Zu den aktuellen Projekten gehören vergleichend-anatomische
Untersuchungen von Nemertinen, die in Zusammenarbeit mit Jörn von Döhren
zur Klärung ihrer Phylogenie beitragen sollen. Die Ultrastruktur der
Chaetogenese und der larvalen Nieren bei Anneliden gehört zu einem
weiteren Satz aktueller Projekte, die in Zusammenarbeit mit Björn Quast
und Harald Hausen durchgeführt werden. Im Rahmen des
DFG-Schwerpunktprogrammes „Deep Metazoan Phylogeny“ analysierten wir
zudem in Zusammenarbeit mit Markus Koch das Schicksal des embryonalen
Coeloms und die Bildung der Nephridien bei Arthropoden.
Taxonomie
Die Identifikation von Nemertinen-Arten ist auf der Basis äußerer
Merkmal kaum möglich, deshalb wird die histologische Organisation zur
Bestimmung herangezogen. Weil diese Informationen kaum verfügbar und
ihre Beschaffung oft nur über Vergleiche mit Museumsmaterial möglich
sind, bauen wir in einem Langzeitprojekt eine Datenbank zu den
wichtigsten Nordeuropäischen Nemertinen auf. Diese enthält neben
biologischen, ökologischen und molekularen Markersequenzen (COI, 18S,
28S, 16S) auch vollständige, hochauflösende digitale Schnittserien, die
einen sehr schnellen Abgleich von Informationen erlauben. Die Daten
werden im Rahmen von Bachelor-Arbeiten erhoben und sollen die
Identifikation von Arten mittels molekularer und morphologischer Marker
erleichtern. Der Aufbau der Datenbank unter Morph·D·Base erfolgt in Zusammenarbeit mit Jörn von Döhren und Peter Grobe (ZFMK Bonn).

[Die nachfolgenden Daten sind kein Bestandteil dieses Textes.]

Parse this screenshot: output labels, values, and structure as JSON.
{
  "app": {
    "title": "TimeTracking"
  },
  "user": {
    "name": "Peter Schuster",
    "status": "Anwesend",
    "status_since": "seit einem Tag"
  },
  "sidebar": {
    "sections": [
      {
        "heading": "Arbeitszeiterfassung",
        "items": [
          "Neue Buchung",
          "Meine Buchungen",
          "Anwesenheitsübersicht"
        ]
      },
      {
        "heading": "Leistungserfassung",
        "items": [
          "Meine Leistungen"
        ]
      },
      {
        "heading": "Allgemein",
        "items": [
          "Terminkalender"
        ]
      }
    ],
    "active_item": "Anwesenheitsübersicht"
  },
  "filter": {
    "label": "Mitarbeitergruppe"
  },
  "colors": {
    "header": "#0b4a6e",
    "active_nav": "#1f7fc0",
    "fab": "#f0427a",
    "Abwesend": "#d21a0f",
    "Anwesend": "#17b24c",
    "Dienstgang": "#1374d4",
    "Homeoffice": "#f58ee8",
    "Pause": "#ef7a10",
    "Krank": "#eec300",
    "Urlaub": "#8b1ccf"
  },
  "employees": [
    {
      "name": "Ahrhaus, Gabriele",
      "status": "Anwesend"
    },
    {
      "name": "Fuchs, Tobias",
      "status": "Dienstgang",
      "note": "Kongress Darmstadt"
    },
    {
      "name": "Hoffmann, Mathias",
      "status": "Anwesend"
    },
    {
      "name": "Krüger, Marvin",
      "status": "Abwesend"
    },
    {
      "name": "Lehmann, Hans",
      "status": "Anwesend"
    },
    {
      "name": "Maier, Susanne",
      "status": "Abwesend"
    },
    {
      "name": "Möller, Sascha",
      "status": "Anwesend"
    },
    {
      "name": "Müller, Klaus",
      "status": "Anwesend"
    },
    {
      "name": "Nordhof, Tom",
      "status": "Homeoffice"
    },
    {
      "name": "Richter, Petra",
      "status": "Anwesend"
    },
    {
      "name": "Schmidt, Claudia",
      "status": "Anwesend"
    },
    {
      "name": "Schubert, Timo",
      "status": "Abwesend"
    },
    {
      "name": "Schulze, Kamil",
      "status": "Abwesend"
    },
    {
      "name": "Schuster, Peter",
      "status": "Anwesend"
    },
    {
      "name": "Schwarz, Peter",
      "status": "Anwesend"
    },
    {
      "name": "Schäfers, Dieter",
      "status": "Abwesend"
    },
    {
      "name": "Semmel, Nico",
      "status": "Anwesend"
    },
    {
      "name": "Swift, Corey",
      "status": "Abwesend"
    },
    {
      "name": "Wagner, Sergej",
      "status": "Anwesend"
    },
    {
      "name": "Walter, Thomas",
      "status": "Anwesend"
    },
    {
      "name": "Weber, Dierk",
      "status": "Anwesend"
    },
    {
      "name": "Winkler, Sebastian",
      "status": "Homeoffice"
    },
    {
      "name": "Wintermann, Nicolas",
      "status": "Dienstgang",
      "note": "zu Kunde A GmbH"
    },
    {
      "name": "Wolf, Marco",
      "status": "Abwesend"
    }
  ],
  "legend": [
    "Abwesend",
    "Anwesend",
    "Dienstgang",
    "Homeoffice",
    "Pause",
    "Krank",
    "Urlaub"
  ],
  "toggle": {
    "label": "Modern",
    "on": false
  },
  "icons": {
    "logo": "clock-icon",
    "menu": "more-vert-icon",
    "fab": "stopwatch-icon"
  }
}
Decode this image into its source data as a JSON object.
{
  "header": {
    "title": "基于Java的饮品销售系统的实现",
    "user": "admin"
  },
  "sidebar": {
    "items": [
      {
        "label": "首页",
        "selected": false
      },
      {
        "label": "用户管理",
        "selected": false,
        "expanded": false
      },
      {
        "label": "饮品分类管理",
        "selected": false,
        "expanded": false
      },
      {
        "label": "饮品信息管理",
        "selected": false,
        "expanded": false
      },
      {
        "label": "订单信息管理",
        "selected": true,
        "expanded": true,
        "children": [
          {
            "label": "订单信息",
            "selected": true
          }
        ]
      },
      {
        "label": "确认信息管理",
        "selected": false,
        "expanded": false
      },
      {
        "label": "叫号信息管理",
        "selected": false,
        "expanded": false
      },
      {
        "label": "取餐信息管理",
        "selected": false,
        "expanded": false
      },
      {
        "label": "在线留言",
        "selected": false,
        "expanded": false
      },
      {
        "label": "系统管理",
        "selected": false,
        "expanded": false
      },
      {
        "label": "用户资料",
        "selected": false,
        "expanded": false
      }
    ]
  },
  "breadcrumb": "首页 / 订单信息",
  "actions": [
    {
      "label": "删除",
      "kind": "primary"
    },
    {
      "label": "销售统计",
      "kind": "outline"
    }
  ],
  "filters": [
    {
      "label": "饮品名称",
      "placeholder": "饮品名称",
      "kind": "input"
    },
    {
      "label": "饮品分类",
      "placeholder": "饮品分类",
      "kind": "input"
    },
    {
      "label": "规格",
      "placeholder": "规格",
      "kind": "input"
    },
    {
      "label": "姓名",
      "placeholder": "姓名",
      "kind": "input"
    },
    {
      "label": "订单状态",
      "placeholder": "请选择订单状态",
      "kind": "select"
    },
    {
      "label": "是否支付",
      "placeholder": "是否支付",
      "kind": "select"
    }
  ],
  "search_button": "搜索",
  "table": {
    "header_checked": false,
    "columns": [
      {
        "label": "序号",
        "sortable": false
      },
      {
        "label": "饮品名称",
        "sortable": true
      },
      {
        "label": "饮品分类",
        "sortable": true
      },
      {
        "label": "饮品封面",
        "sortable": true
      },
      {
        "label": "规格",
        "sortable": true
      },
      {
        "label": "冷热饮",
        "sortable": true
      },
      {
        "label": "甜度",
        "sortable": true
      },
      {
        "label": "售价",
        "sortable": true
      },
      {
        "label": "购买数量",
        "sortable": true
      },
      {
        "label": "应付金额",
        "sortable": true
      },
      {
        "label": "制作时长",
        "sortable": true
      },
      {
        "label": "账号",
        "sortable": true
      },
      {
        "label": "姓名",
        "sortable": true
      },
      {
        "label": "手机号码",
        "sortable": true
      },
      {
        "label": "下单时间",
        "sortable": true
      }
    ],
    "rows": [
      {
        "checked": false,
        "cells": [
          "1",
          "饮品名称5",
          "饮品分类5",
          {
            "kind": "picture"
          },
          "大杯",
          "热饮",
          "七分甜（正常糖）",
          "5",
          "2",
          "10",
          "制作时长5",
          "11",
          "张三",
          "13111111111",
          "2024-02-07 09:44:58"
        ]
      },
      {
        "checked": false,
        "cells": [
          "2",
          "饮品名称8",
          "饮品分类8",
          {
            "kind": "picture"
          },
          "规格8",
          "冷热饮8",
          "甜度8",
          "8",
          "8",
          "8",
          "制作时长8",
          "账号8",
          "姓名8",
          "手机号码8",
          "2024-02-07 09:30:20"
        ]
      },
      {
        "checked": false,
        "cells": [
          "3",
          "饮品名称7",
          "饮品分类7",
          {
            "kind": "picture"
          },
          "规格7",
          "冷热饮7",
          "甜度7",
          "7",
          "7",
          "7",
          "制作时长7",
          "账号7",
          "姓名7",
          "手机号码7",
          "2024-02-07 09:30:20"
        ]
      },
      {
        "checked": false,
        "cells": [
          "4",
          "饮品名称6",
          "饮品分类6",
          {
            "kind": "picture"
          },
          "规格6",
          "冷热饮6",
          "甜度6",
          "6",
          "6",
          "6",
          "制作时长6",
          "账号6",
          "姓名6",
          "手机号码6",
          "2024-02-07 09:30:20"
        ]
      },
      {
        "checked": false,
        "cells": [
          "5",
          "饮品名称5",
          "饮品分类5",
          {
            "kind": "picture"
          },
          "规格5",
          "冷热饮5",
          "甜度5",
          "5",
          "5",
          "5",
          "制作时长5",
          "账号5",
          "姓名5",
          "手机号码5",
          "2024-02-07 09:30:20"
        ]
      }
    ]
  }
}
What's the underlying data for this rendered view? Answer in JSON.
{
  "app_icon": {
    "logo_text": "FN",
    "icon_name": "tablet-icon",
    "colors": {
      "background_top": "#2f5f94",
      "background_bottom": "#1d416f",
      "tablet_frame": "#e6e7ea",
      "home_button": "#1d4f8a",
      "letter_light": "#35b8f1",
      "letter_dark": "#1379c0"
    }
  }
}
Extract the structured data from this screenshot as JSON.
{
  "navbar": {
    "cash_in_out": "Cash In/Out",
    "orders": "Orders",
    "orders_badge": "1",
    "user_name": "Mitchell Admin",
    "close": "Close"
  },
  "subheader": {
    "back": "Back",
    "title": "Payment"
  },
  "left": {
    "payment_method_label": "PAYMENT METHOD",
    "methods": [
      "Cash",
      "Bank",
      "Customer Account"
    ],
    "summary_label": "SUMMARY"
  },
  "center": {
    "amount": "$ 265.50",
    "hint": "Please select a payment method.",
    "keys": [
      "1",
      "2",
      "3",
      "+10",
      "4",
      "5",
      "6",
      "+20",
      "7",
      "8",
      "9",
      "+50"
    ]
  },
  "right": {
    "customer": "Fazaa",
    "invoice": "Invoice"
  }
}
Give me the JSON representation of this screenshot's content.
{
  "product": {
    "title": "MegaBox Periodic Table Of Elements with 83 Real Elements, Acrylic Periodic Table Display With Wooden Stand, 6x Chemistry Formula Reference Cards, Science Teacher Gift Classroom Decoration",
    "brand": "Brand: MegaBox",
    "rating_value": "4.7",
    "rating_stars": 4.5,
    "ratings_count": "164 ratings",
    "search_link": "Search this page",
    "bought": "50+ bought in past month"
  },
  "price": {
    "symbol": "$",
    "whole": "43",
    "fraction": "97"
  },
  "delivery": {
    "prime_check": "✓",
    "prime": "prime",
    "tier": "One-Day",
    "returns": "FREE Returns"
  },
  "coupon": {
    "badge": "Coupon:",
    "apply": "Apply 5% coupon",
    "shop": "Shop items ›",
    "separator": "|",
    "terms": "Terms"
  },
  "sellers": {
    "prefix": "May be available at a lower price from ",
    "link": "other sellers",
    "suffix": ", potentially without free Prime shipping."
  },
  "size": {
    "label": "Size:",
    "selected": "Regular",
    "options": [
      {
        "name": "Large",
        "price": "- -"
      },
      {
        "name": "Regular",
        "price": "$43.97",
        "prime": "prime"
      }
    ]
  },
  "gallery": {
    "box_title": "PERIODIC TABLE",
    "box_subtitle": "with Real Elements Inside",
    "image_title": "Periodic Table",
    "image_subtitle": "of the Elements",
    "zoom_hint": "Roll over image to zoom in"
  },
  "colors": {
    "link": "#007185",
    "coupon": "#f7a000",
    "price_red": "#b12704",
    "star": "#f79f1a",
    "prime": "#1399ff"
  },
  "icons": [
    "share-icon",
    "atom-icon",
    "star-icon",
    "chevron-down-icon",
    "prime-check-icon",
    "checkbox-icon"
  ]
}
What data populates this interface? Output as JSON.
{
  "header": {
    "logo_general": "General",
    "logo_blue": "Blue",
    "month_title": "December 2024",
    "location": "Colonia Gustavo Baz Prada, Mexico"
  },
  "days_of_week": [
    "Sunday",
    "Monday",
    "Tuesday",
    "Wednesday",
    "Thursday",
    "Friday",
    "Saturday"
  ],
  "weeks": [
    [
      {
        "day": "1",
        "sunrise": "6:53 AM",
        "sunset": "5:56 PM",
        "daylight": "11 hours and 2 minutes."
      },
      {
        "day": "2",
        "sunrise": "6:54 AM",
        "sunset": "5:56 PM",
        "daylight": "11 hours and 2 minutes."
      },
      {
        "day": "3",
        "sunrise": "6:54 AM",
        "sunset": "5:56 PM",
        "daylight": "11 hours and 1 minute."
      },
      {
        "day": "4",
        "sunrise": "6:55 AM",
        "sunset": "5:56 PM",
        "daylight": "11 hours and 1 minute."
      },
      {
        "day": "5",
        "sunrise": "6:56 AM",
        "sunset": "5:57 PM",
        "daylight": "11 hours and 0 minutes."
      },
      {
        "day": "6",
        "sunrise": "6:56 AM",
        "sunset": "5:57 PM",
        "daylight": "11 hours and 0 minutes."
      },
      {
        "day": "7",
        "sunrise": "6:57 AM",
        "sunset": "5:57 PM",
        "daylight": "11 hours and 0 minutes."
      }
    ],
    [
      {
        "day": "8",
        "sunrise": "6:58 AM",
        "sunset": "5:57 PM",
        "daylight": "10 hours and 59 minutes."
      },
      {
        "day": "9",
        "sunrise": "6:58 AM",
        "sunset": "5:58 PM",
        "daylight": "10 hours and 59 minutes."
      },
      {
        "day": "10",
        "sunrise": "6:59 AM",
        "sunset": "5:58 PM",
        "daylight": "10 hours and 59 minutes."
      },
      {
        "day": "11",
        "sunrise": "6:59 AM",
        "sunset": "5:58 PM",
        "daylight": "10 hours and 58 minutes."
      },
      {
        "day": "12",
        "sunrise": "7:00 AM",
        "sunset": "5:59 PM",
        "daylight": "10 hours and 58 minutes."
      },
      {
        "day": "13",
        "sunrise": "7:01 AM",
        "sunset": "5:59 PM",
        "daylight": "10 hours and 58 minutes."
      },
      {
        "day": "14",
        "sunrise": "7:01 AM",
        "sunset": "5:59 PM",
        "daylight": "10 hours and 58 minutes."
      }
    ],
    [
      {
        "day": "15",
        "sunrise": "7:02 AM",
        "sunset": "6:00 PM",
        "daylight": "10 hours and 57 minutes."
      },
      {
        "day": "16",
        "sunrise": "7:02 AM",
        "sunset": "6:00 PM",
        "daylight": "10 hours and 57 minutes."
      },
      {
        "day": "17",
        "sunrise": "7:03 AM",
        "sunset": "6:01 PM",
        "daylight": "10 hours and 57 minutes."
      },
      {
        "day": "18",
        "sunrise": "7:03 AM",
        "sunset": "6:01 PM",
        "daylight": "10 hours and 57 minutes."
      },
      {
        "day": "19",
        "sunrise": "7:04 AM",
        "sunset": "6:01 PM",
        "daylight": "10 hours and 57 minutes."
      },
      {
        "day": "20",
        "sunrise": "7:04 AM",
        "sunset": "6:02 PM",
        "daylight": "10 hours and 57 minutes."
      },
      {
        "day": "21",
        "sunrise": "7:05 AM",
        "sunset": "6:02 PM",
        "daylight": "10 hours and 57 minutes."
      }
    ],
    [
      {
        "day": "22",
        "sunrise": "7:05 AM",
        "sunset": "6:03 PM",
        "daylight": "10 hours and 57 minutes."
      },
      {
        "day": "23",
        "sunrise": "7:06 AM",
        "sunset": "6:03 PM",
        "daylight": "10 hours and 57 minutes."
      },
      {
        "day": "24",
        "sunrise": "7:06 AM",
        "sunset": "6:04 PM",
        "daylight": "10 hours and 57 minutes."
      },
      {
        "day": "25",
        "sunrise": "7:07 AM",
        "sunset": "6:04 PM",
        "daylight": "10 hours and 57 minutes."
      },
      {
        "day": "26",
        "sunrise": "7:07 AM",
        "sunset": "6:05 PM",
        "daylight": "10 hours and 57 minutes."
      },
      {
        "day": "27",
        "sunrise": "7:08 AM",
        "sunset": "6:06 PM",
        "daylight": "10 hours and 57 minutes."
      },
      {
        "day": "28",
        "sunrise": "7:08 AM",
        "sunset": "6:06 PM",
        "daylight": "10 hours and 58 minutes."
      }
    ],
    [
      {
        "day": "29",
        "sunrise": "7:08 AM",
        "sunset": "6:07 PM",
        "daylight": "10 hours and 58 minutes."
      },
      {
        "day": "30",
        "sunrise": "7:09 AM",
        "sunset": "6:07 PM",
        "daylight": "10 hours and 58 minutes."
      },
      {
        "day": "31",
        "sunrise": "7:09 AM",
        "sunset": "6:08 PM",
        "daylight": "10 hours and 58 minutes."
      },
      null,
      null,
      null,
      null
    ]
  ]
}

Ultrastruktur und Phylogenie der Polychaeta
Polychaeten
sind ein hochdiverses Taxon der Anneliden, dessen
Verwandtschaftsbeziehungen nicht ausreichend bekannt sind. Der Mehrzahl
der bisherigen Analysen mangelt es an vergleichend-morphologischen Daten
von möglichst vielen Teilgruppen polychaeter Anneliden. Seit 1996
bearbeiten wir hierzu die Ultrastruktur und Bildung von Borsten und
larvalen Nephridien.
Borsten weisen innerhalb der Polychaeten trotz hoher Taxonspezifität eine große strukturelle Diversität auf, so dass ihnen eine wichtige Rolle in der Taxonomie zukommt. Die Borstenstruktur und Orientierung wird durch eine einzige Bildungszelle,den Chaetoblasten, determiniert, dessen Mikrovilli-Muster sich im Laufe der Chaetogenese verändert. Borsten sind damit in der Zeit eingefrorene Veränderungen des oberflächlichen Mikrovilli-Musters von Borsten. Aufgrund der Taxonspezifität der Borsten ist anzunehmen, dass die Chaetogenese einer strengen Regulation unterliegt, um zu gewährleisten, dass sich Borsten bei Individiuen, Populationen und Arten identisch ausbilden. Daher sollte die Regulation der Chaetogenese so konserviert sein, dass sie innerhalb von Abstammungsgemeinschaften weitergegeben werden konnte. Eine identische Struktur und Bildung der Borsten sollte daher ein starkes phylogenetisches Signal darstellen, das auf größere Abstammungsgemeinschaften hinweist. Die Arbeiten zur Chaetogenese erfolgen in Kooperation mit Harald Hausen und Ekin Tilic.
Larvale
Protonephridien oder Kopfnieren sind die ersten Nierenorgane, die im
Laufe der Ontogenese der Polychaeten differenziert werden und dann auf
die Larvalphase beschränkt bleiben. Sie bestehen aus einer limitierten
Anzahl von Zellen, zeigen aber eine hohe Variabilität zwischen einzelnen
Gruppen. Bisher zeigt sich, dass eine übereinstimmende Ultrastruktur
dieser Organe auf monophyletische Einheiten innerhalb der Anneliden
hinweist. Darüber hinaus eignen sich Kopfnieren sehr gut für RDF
Kodierungen. Diese Arbeiten erfolgen in Zusammenarbeit mit Björn Quast,
Peter Grobe und Lars Vogt.
Lehre
Vorlesungen:
Morphologie und Evolution der
Tiere, Adaptive Radiation der Metazoa, Ökologie, Organismic Biology:
Evolution, Biodiversity, Physiology
Übungen:
Morphologie und Evolution der Tiere, Adaptive Radiation der Metazoa,
Causes and Mechanisms of Evolution, Ökologie des Wattenmeeres
(zweiwöchiges Freilandpraktikum in List/Sylt); Meeresbiologie
(zweiwöchiges Freilandpraktikum in Concarneau (Bretagne, Frankreich)).